Märklin H0: 39012 Express Locomotive with a Tender.

ToToTrains price: $466.90/$523.24

Prototype: German Federal Railroad (DB) class 001 steam locomotive. The locomotive looks as it did around 1969 with Witte smoke deflectors.

Model: The locomotive has an mfx digital decoder and a sound generator. It also has a controlled Softdrive Sine high-efficiency propulsion system and a compact design, maintenance-free motor. 3 axles powered. Traction tires. The locomotive and tender are constructed mostly of metal. There is an adjustable close coupling between the locomotive and tender for different curves. A 7226 smoke generator can be installed in the locomotive. The lighting is warm white LEDs. The triple headlights change over with the direction of travel. They and the smoke generator that can be installed in the locomotive will work in conventional operation and can be controlled digitally. There is a close coupler with a guide mechanism and an NEM pocket on the tender. The minimum radius for operation is 360 mm / 14-3/16". Length over the buffers 27.5 cm / 10-13/16".

Features: Headlight(s), Smoke generator contact, Steam locomotive operating sounds, Locomotive whistle, Direct control, Sound of squealing brakes off, Flickering Light in Fire Box, Whistle for switching maneuver,
Air Pump, Letting off Steam, Sound of coal being shoveled and Grate Shaken.

 

 


Märklin H0: 39230 Passenger Locomotive with a Tender.

ToToTrains price: $434.90/$482.90

Prototype: German Federal Railroad (DB) class 23 passenger steam locomotive. 2-6-2 wheel arrangement, from the first production run. Built starting in 1950. The locomotive looks as it did around 1958. The boiler bands are the version with polished bare metal.

Model: The locomotive has an mfx digital decoder and a sound generator. It also has controlled Softdrive Sine high-efficiency propulsion, and a compact design, maintenance-free can motor. 3 axles powered. Traction tires. The locomotive and tender are constructed mostly of metal. There is a close coupling with a guide mechanism between the locomotive and the tender. A 7226 smoke generator can be installed in the locomotive. The headlights are maintenance-free, warm white LEDs. The triple headlights change over with the direction of travel. The headlights and the smoke generator contact will work in conventional operation and can be controlled digitally. The front of the locomotive and the back of the tender have a close coupler with a guide mechanism and an NEM coupler pocket. Minimum radius for operation is 360 mm / 14-3/16". Separate parts for brake hoses and piston rod protection sleeves are included. Length over the buffers 24.5 cm / 9-5/8".

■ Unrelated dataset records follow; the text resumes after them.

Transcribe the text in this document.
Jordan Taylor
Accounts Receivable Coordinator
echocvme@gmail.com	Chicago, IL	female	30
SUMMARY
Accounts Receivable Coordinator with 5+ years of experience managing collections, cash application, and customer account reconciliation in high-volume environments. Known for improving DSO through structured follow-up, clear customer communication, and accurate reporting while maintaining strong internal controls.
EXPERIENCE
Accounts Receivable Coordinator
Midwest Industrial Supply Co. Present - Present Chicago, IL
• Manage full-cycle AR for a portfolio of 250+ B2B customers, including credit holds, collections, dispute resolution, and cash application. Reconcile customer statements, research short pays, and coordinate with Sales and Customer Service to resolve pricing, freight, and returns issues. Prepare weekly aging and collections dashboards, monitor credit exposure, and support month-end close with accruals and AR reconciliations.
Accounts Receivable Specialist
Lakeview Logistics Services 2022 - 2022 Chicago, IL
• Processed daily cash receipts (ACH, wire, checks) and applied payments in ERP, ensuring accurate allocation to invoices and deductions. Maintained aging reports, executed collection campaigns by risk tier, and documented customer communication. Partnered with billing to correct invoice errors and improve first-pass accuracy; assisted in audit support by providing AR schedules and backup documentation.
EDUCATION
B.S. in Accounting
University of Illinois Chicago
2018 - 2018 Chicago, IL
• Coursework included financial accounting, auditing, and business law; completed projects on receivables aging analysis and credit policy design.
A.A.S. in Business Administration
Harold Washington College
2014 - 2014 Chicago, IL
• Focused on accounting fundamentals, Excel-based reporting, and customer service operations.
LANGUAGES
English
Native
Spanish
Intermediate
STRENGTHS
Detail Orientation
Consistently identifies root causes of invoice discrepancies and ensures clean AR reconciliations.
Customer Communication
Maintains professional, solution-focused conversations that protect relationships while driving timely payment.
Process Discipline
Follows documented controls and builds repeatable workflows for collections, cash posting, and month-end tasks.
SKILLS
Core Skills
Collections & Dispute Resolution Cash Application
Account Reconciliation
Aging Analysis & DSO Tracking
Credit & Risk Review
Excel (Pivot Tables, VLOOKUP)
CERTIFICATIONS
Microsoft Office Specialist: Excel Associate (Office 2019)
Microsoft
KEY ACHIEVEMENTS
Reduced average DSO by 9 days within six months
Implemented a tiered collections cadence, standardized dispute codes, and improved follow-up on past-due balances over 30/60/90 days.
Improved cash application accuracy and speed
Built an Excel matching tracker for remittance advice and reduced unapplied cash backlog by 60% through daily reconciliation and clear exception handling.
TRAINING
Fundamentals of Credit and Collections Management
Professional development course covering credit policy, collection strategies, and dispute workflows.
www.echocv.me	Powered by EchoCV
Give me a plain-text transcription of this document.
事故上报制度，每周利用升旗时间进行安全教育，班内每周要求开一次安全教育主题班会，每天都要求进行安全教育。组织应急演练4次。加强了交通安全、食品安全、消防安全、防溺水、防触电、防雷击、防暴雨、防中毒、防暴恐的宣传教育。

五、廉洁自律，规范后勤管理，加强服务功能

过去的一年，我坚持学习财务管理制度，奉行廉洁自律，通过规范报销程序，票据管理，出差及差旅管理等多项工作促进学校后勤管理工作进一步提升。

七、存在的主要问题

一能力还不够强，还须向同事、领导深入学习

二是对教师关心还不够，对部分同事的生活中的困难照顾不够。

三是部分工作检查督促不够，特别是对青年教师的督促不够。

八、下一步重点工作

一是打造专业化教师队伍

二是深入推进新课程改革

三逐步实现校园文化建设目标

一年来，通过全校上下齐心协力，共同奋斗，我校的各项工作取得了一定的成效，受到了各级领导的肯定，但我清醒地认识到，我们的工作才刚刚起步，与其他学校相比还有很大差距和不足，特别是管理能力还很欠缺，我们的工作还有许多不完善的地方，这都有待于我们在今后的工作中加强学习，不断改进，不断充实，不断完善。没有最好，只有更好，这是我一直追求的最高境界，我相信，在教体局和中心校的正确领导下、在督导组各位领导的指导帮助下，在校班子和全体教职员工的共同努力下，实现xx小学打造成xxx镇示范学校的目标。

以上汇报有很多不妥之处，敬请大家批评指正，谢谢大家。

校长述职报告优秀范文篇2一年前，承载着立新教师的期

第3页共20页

Features: Headlight(s), Smoke generator contact, Steam locomotive operating sounds, Locomotive whistle, Direct control, Air Pump, Sound of coal being shoveled, Whistle for switching maneuver, Letting off Steam, Sound of squealing brakes off and Grate Shaken.

Highlights:
Completely new tooling.
Especially well detailed metal construction.
Compact design Softdrive Sine high-efficiency propulsion.
A wide variety of operation and sound functions that can be controlled digitally.
mfx decoder.

The Class 23. Right after World War II the new German Federal Railroad still had to rely on steam motive power. Henschel developed the class 23 to cover the demand for passenger and lightweight steam locomotives. The 105 units built from 1950 to 1959 had a 2-6-2 wheel arrangement and were equipped with a welded frame, boiler, and tender. The maximum speed was 110 km/h / 69 mph forward and 85 km/h / 53 mph in reverse, which was enough to equip several locomotives with shuttle train controls. These locomotives performed their task without a great deal of fanfare in the areas of service planned for them. On January 1, 1968, the class 23 was changed to the computer designation class 023 and the last units of this class remained in service on the German Federal Railroad network until 1976. During this period they were assigned to the Crailsheim District. Road number 23 105 also wrote German railroad history. It was the last German Federal Railroad steam locomotive put into service, which lent it museum status. However, it was a victim of the catastrophic fire on October 17, 2005 at the Transportation Museum in Nürnberg, where it was heavily damaged. There are several examples of the class 23 preserved as museum locomotives, some of them even operational, due to the good condition of all of these locomotives, when they were retired from regular service.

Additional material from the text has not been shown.